A pasta garante que as Divisões de Atenção à Saúde Indígena (DIASI) e as Equipes Multidisciplinares de Saúde Indígena fazem a assistência médica aos povos.
Atraso nos dados
Pela lei, o Sistema de Informação de Mortalidade (SIM) e o Sistema Nacional de Nascidos Vivos (SINASC) estabelece o prazo de até 30 de dezembro do ano subsequente ao ano de ocorrência para divulgação, em caráter definitivo, dos dados de nascimento e óbito.
“Pode-se notar uma demora no registro de dados no sistema de informação de aproximadamente dois anos nos valores, uma vez que o processo de qualificação dos dados é complexo e demorado, o que ocasiona uma subnotificação das informações de saúde”, explicou a pasta, no comunicado.
Mesmo após revelar os números, o governo não produziu um índice para o volume de mortes, como ocorre em geral com esse tipo de acontecimento.
“Para a Taxa de Mortalidade Infantil de crianças de 0 a 5 anos de idade, optou-se por manter os valores absolutos e não aplicar os cálculos das taxas, considerando o baixo número de eventos, o tamanho populacional por distrito e para permitir uma melhor comparação com os dados fornecidos anteriormente”. finalizou.
Críticas
Os dados estão sendo usados como argumento para cobrar mais atenção aos povos indígenas durante evento simultâneo ao Sínodo da Amazônia, na Cidade do Vaticano. Pesquisadores do relatório anual Violência Contra os Povos Indígenas no Brasil citam os dados.
“Há, também, a inaceitável condição de centenas de comunidades indígenas que vivem sem terra, nas margens de rodovias ou acampadas em diminutas parcelas de terras estaduais ou municipais, em áreas degradadas e contaminadas pela poluição ou por agrotóxicos”, escreveram Roberto Liebgott e Lúcia Rangel, organizadores da publicação.

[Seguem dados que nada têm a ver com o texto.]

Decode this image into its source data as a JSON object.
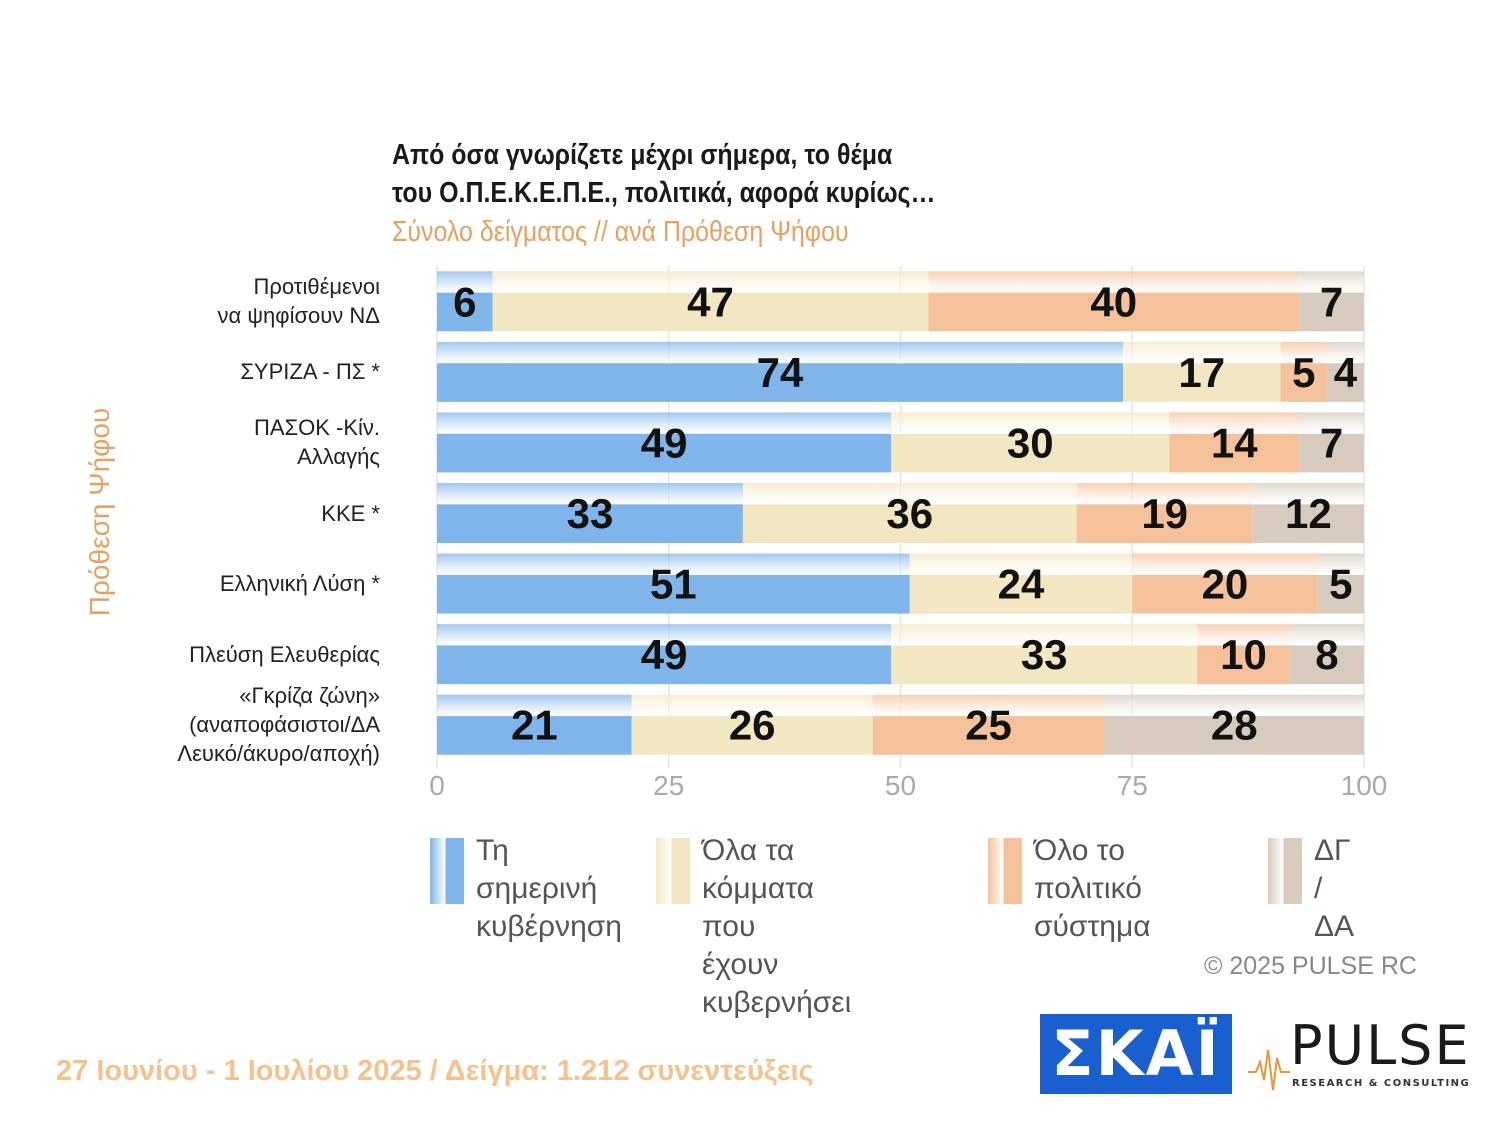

Por fim, eles criticam: “Setores econômicos pressionaram as autoridades para que as terras indígenas fossem disponibilizadas aos vorazes anseios de lucratividade de um mercado predador”, dispararam.
Versão oficial
Em nota ao Metrópoles, o Ministério da Saúde explicou que tem intensificado, por meio da Secretaria Especial de Saúde Indígena, a vigilância do óbito em todos os Distritos Sanitários Especiais Indígenas (DSEI).
“O objetivo é promover a redução da mortalidade materno-infantil. Assim, a partir do reforço das ações de investigação de óbitos em áreas indígenas, em especial de crianças menores de cinco anos, da sistematização dos registros relacionados aos óbitos, entre outras estratégias, as informações relativas à mortalidade materno-infantil estão cada vez mais qualificadas”, informou o texto.
Segundo a pasta, no caso da mortalidade de crianças indígenas menores de um ano, as principais causas estão relacionadas a doenças respiratórias, afecções perinatais e doenças infecciosas. Entre 2012 e 2018, foram capacitados 2.287 profissionais para identificar e agir diante de sinais de perigo para saúde na infância.
O texto finaliza. “O treinamento faz parte da estratégia de Atenção Integrada às Doenças Prevalentes na Infância (Aidpi), elaborada pela organização Mundial de Saúde (OMS) com o objetivo de reduzir a mortalidade em menores de cinco anos”, ponderou.
A Fundação Nacional do Índio (Funai) não comentou o assunto. “A Funai atua como parceira da Secretaria Especial de Saúde Indígena, que é a executora das políticas de saúde indígena do Ministério da Saúde”, resumiu, em nota.